May 7, 2009
Reading time
2 minutes
Download the article
Click here to print
Text size
aA+ aA-

Bonton shares jump 52 pct as liquidity concerns ease

May 7, 2009

By Poojya Trivedi

BANGALORE, May 7 (Reuters) - Shares of apparel and home-furnishings retailer Bon-Ton Stores Inc (BONT.O) jumped 52 percent on Thursday as fears of the company's liquidity eased.

Bon-Ton Spring 2009

"The company is in a clean inventory position, and per management's comments on the press release, liquidity concerns are no longer front and centre," Wall Street Strategies Inc (wstreet.com) analyst Brian Sozzi said in an e-mail response.

The company ended April with excess borrowing capacity under a revolving credit facility of $165 million, above the required minimum availability of $75 million, Keith Plowman, chief financial officer said in a statement.

In its regulatory filing dated April 15, Bon-Ton had raised concerns about its liquidity and said the tightening of credit markets can make it more difficult to access funds.

The stock may have also benefited from better-than-expected April sales.

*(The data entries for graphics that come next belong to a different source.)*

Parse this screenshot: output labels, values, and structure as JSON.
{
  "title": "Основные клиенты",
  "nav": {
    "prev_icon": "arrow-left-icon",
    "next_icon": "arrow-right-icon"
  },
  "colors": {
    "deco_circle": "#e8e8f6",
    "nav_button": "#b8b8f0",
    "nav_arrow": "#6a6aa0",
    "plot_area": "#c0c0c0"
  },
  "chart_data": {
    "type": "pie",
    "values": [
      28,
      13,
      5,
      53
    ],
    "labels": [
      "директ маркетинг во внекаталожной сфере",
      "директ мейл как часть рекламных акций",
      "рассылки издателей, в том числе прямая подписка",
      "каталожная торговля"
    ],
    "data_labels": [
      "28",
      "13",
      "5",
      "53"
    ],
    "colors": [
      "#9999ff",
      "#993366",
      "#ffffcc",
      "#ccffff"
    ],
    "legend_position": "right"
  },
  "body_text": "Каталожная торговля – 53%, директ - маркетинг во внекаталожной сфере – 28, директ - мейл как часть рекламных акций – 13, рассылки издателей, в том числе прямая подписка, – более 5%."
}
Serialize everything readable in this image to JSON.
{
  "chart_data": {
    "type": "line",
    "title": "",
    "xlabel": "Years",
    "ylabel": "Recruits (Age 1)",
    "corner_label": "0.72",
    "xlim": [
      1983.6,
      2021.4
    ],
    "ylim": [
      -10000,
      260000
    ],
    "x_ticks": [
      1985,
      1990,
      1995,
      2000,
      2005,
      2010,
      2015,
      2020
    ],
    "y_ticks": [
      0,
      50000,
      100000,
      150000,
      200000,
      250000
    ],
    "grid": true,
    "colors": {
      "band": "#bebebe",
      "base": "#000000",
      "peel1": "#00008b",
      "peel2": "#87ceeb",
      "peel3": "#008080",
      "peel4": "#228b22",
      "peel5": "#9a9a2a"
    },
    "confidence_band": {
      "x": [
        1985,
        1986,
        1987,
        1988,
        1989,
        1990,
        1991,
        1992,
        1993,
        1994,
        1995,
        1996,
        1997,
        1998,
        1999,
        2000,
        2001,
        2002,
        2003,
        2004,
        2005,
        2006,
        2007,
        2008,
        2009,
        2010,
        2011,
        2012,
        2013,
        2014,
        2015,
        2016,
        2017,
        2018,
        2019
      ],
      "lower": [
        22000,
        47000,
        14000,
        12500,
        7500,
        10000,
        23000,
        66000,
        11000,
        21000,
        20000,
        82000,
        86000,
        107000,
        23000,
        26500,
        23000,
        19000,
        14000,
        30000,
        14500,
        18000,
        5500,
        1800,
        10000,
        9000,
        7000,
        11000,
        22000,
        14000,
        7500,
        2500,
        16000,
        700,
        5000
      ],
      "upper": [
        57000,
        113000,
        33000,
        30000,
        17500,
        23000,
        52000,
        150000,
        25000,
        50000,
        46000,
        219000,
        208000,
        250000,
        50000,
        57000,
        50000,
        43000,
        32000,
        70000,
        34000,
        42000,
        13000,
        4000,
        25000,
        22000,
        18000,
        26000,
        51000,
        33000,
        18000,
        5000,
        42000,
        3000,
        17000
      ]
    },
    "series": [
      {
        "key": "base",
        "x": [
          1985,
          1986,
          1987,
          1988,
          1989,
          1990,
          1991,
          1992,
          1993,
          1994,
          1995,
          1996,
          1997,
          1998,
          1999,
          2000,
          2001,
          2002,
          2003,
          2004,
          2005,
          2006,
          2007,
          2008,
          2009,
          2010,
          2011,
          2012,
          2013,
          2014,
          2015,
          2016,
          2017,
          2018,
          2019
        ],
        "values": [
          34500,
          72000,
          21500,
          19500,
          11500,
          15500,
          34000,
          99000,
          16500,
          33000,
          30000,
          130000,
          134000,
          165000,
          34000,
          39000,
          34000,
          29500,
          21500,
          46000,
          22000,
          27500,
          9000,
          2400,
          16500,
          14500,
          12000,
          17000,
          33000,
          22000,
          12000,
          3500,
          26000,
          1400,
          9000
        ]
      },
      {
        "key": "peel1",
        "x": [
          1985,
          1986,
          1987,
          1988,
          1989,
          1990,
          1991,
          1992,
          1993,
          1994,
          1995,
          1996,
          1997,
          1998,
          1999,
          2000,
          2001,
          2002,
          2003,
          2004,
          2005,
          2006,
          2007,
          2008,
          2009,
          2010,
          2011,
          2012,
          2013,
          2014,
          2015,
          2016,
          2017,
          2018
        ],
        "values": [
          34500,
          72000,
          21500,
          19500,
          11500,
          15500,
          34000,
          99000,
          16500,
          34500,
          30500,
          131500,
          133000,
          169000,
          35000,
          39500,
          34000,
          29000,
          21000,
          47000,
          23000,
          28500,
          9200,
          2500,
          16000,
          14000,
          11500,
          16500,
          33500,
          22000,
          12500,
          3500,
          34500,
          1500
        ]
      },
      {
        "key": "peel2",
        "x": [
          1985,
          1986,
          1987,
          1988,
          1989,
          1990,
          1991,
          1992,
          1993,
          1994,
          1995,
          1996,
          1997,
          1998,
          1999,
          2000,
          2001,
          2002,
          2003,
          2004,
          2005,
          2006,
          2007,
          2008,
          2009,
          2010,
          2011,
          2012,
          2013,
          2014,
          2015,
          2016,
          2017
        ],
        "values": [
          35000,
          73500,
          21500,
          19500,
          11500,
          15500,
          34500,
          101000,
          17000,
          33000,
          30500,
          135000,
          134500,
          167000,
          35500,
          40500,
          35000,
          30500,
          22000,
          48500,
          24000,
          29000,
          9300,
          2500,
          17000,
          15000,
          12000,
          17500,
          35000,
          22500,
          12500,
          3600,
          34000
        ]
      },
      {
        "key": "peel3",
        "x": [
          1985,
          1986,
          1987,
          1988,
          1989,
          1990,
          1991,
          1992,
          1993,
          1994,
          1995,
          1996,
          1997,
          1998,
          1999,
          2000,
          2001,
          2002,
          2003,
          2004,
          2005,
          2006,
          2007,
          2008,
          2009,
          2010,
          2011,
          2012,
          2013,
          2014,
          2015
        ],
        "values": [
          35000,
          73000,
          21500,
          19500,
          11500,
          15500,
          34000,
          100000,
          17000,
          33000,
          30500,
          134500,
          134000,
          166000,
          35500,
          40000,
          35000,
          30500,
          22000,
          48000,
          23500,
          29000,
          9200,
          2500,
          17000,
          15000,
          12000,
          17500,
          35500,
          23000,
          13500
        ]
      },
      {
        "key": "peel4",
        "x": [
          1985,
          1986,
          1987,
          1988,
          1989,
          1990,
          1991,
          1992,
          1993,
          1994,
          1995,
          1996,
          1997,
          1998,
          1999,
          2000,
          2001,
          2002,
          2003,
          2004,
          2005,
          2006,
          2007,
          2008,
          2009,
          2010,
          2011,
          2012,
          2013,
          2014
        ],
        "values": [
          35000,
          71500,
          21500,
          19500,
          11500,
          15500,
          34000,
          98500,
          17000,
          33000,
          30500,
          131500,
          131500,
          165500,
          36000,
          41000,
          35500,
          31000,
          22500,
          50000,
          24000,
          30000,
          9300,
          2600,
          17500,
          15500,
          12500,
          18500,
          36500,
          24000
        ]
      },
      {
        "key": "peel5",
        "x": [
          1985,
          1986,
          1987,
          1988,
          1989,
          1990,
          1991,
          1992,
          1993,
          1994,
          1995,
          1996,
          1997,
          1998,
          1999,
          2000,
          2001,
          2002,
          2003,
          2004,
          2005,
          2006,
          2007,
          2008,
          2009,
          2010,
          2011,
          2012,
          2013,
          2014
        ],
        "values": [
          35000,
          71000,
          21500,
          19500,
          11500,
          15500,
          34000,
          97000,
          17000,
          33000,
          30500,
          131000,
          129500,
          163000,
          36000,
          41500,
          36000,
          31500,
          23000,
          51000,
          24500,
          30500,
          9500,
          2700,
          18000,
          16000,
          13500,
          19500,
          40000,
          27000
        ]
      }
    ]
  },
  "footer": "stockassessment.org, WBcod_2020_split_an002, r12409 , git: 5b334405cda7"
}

The company reported a decline of 5 percent in April same-store sales, which were narrower than its expectations of a fall in the range of 6.5 percent to 7.5 percent.

"What I believe we are seeing with Bon-Ton today is short-covering given an April sales performance that was stronger than what many were expecting in key merchandise departments," Sozzi said.

Bon-Ton, which operates the Elder-Beerman, Boston Store and Carson Pirie Scott chains besides its namesake chain, on Thursday reported a decline of 11 percent and 16 percent in comparable store and clearance inventories, respectively.

The company also expects to receive $30 million tax refund in the second quarter of fiscal 2009.

Shares of the York, Pennsylvania-based company touched a high of $5.11, before paring some of the gains to trade up 15.82 percent at $3.87 on Nasdaq.